Delayed Gratification
Posted: September 21, 2011 Filed under: Invest, Learn Leave a comment »To test the theory of a person’s ability to delay gratification, the Stanford Marshmallow Experiment (1972), conducted by Prof. Walter Mischel, at Stanford University, California, studied a group of four-year-old children, each of whom was given one marshmallow, but promised two on condition that he or she wait twenty minutes, before eating the first marshmallow. Some children were able to wait the twenty minutes, and some were unable to wait. Furthermore, the university researchers then studied the developmental progress of each participant child into adolescence, and reported that children able to delay gratification (wait) were psychologically better adjusted, more dependable persons, and, as high school students, scored significantly greater grades in the collegiate SAT exam. – SOURCE: Wikipedia
I wonder how a child might benefit if we replaced the marshmallow with a stock position and required a waiting period of forty years before they sold it. Of course, with market risk inherent, we could not live on the promise that the share quantity would double by simply waiting forty years. Maybe it would triple, quadruple, or grow exponentially, as many have. Or, maybe it would go to zero like Enron, WorldCom, Lehman Brothers, Adelphia, Pets.com, and several others have.

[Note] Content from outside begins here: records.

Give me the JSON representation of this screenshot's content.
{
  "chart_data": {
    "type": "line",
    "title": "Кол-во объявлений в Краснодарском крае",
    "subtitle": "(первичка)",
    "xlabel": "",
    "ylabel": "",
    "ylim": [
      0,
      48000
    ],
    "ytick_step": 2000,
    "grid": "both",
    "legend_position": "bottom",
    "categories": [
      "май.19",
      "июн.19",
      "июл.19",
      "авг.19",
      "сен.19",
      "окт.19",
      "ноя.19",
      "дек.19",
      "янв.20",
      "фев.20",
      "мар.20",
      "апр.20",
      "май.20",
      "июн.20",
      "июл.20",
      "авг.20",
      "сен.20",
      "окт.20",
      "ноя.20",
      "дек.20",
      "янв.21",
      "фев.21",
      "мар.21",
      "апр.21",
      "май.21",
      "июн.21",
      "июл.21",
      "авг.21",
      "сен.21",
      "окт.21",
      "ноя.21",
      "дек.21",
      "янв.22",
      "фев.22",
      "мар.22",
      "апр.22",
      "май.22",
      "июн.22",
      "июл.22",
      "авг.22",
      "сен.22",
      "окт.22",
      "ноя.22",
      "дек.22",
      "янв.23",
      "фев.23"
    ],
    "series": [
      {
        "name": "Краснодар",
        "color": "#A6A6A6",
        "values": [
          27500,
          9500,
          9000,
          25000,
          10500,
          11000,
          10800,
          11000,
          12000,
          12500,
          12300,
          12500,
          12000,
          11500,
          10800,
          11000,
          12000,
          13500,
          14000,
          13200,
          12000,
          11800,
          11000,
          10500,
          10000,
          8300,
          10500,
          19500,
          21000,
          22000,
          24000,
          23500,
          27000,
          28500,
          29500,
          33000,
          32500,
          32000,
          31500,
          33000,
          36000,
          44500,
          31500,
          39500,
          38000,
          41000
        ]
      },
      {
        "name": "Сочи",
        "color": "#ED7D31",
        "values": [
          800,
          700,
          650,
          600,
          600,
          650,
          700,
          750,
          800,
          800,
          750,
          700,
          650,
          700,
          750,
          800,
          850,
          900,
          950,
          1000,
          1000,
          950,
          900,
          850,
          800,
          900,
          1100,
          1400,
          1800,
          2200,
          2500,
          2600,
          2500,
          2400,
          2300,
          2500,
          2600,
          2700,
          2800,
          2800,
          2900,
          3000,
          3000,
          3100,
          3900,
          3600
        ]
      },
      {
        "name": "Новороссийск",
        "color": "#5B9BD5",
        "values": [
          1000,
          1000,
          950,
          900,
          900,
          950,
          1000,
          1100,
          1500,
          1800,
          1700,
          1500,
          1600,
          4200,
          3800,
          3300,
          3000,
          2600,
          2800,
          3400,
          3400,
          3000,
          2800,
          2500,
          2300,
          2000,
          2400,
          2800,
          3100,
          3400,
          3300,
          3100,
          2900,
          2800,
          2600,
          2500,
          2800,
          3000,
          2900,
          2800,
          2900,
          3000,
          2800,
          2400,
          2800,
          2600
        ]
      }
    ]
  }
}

But does risk really matter to those who exercise delayed gratification? The critical element of the marshmallow experiment had nothing to do with the first marshmallow, and not as much as you may think it had to do with the second marshmallow. It had everything to do with the discipline process of waiting for those twenty minutes in between. The kids who showed restraint were better adjusted, more dependable and scored better on exams later in life. Conversely, the kids who ate the first marshmallow experienced greater struggles later in life because they couldn’t wait to realize the benefits of waiting.
Translate marshmallows to savings goals or stock ownership, and you would likely realize the same results. Kids who can save money regularly to meet short-term goals or hold onto stock positions without selling for long periods of time will likely be better adjusted, more dependable and smarter than those who can’t. They will also be financially independent while the others will struggle to make ends meet when it counts later in life.